OpenVino Gaze Estimate is a custom model of Intel. There is no much more information than the link I have provided above. To make the conversion, you will have to recover your old (or not) courses of mathematics ;-). I'm pretty sure there is a lot of ressources for that on the web. (ex: https://math.stackexchange.com/questions/1352632/change-from-one-cartesian-co-ordinate-system-to-another-by-translation-and-rotat ) To check if the result is good, 3D visualization (such as the 3D pose estimation) may be necessary.
If you are not in a hurry, I will work on that and put it on Github ... (but it will take time).
Thanks much for your reply. In fact, I am studying gaze vector estimation for Driver Monitor System. And have done many works on it by now, I have tried many gaze methods/dataset, e.g. MPII gaze, UnityEyes gaze, and also try the opengaze code, but there are not very stable in real scenario, zig-zagging often appears, accuracy can not reach 4~5 deg in fact. Waiting for your more open source code.

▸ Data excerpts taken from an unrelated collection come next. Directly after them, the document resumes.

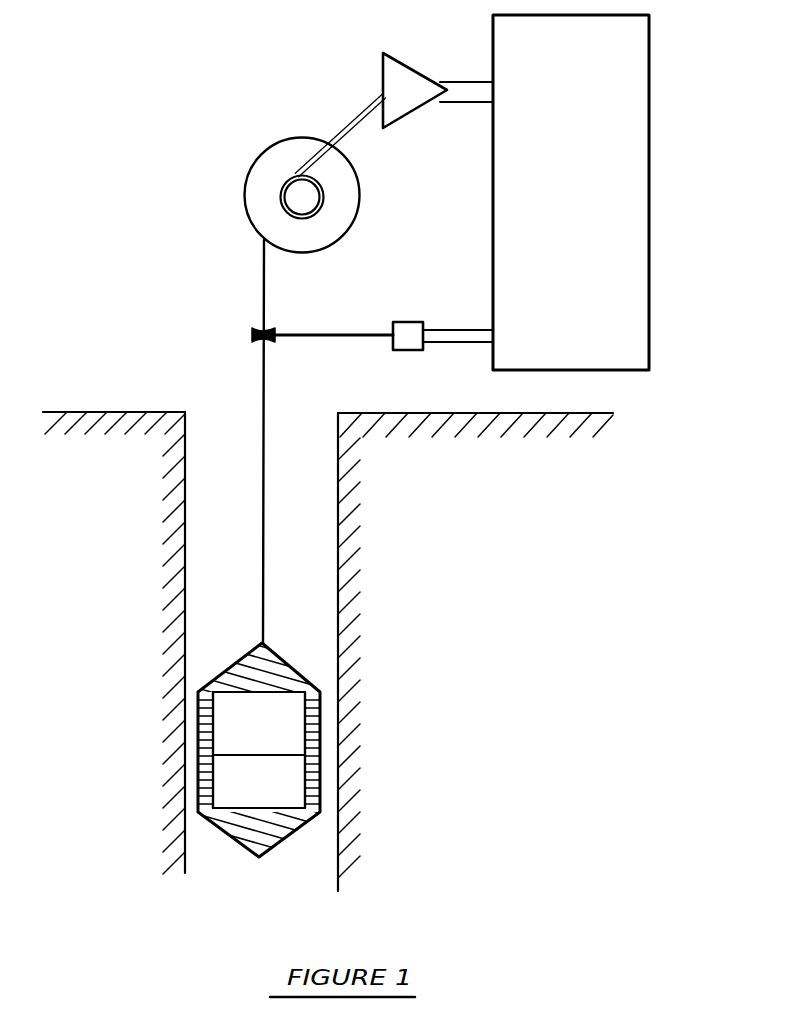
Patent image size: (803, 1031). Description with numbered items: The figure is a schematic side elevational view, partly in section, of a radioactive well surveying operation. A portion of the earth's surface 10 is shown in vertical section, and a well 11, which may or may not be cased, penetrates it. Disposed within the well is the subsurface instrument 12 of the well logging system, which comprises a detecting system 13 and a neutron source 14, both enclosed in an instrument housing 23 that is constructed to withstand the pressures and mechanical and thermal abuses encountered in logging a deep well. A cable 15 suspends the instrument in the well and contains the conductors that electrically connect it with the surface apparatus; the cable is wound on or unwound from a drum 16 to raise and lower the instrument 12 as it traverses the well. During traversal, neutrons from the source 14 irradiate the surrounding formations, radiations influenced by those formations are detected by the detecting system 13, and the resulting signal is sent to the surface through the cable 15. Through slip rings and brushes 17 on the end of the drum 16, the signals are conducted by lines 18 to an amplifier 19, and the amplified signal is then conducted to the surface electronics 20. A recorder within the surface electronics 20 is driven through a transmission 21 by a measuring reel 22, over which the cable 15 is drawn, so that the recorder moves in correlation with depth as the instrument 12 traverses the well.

The earth's surface 10 is at (84, 453).
The well 11 is at (302, 430).
The subsurface instrument 12 is at (304, 739).
The detecting system 13 is at (287, 735).
The neutron source 14 is at (292, 793).
The cable 15 is at (264, 494).
The drum 16 is at (358, 215).
The slip rings and brushes 17 is at (323, 192).
The lines 18 is at (356, 118).
The amplifier 19 is at (393, 70).
The surface electronics 20 is at (633, 77).
The transmission 21 is at (402, 330).
The measuring reel 22 is at (268, 328).
The instrument housing 23 is at (288, 822).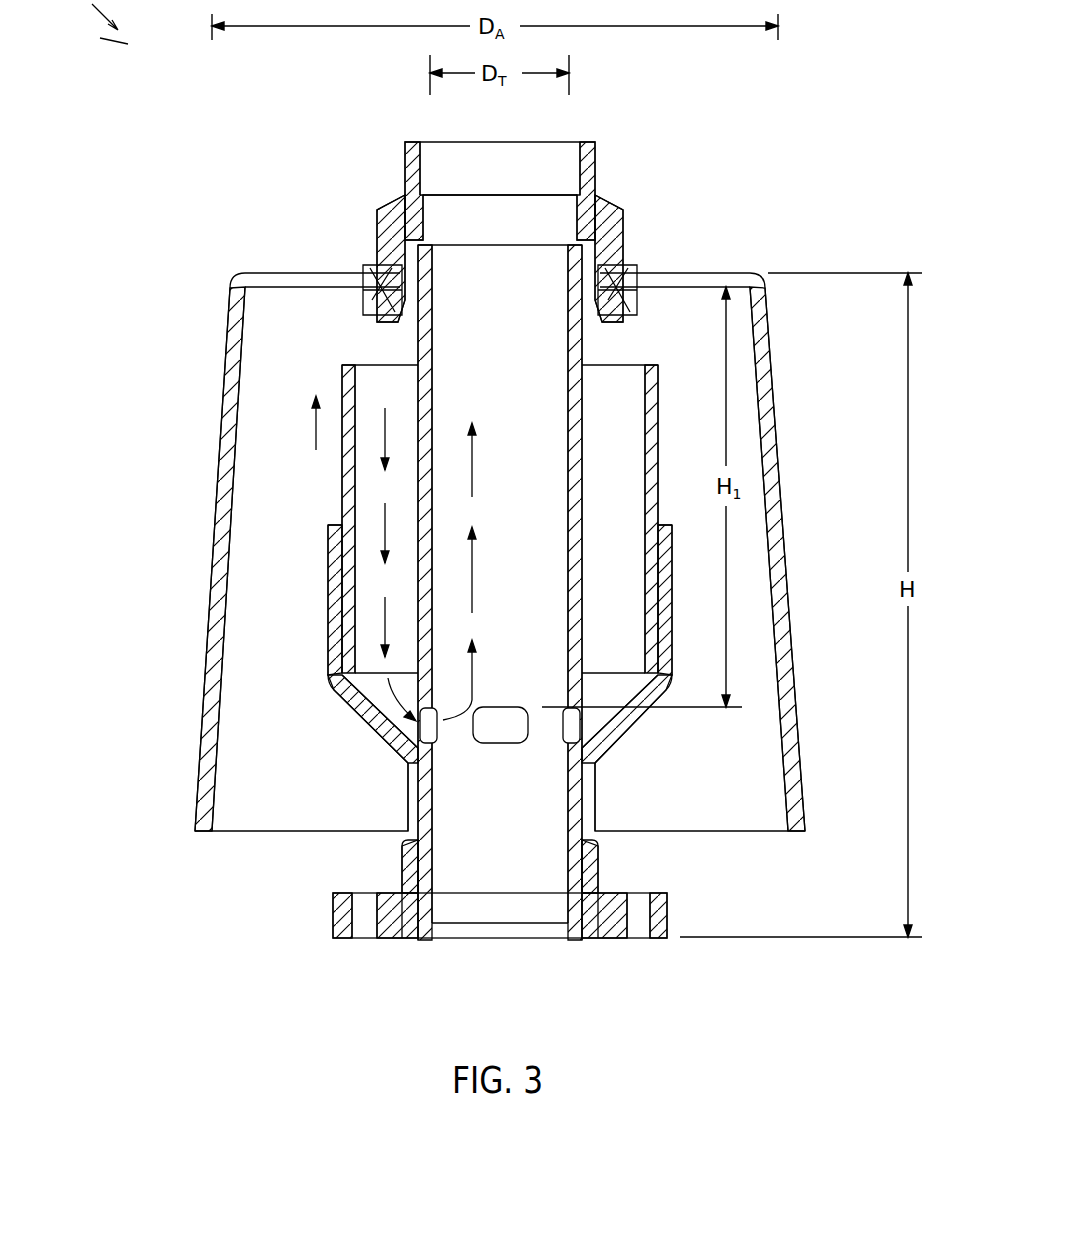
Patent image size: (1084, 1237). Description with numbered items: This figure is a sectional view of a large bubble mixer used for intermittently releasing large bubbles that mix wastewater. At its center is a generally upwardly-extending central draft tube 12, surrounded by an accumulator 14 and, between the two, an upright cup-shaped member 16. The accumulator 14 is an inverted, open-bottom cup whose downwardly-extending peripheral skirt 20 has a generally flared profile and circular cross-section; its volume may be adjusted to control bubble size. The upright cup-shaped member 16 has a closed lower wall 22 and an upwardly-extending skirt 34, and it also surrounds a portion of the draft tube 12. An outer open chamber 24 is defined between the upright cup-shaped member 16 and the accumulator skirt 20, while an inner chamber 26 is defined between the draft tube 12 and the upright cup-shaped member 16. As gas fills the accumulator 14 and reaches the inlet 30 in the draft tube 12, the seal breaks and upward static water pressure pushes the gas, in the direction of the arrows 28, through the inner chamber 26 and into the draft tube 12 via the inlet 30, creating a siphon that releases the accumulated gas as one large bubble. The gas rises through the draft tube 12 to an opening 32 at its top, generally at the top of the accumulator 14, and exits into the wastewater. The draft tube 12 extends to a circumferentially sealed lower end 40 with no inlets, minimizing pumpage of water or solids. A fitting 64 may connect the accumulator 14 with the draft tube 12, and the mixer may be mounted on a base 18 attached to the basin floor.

The central draft tube 12 is at (586, 343).
The accumulator 14 is at (519, 552).
The upright cup-shaped member 16 is at (680, 684).
The base 18 is at (667, 910).
The skirt 20 is at (800, 633).
The closed lower wall 22 is at (597, 785).
The outer open chamber 24 is at (258, 484).
The inner chamber 26 is at (618, 510).
The arrows 28 is at (384, 372).
The inlet 30 is at (493, 728).
The opening 32 is at (527, 153).
The skirt 34 is at (658, 402).
The lower end 40 is at (628, 845).
The fitting 64 is at (405, 185).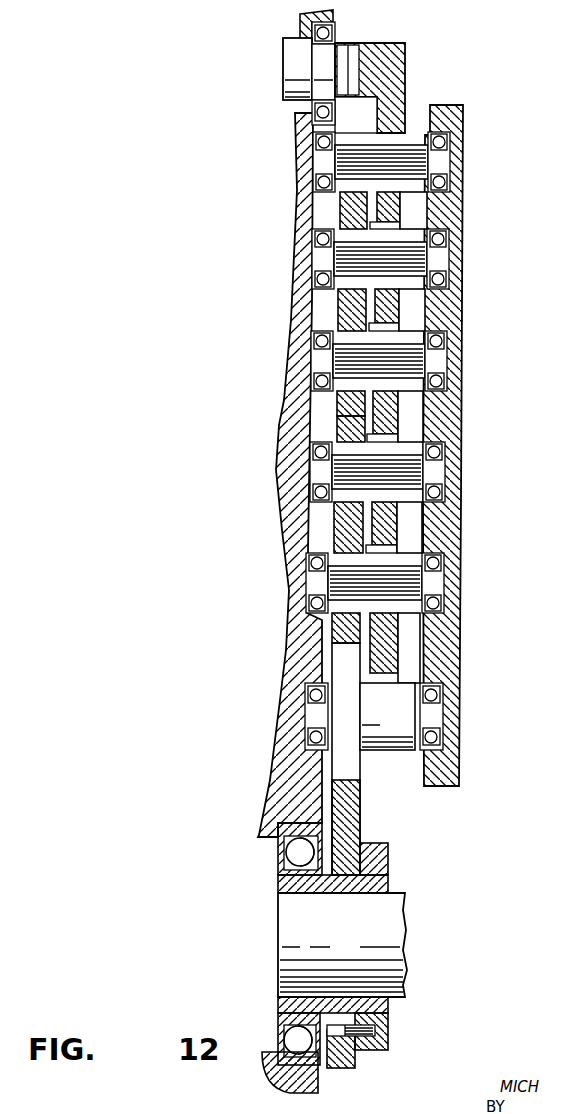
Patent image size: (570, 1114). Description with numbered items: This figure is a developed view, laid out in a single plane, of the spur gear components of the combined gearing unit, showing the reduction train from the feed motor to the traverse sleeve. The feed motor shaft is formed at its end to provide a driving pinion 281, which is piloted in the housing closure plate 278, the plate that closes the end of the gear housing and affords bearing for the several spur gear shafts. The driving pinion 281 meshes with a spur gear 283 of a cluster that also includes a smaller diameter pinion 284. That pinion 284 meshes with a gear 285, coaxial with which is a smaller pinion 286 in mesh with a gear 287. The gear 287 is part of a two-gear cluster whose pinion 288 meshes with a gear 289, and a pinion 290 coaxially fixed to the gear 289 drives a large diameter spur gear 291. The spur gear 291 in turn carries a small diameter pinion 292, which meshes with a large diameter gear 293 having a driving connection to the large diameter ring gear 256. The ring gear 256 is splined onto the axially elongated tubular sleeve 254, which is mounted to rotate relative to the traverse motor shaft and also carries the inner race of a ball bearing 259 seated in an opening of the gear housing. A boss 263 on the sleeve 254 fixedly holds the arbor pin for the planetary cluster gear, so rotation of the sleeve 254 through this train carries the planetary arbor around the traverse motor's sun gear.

@lyyiangang , the openvino model is given for a Mean absolute error of 6.95°, and is not very stable. There may be solutions : make annotations on 3D models for training, using the Iris MediaPipe model, ...
You can join us to discuss it on the #eye-saccades channel of the DepthAI Discord: https://discord.gg/HBNhaFc4
Good to know on the accuracy. IIRC, it was trained on only 50 people. So training on more will likely improve the accuracy. The hard part on this is I think getting accurate truth data.
hi , the gaze net output pitch and yaw angles. I think it's in head coordinate system, then, how can I convert it to the camera coordinate system?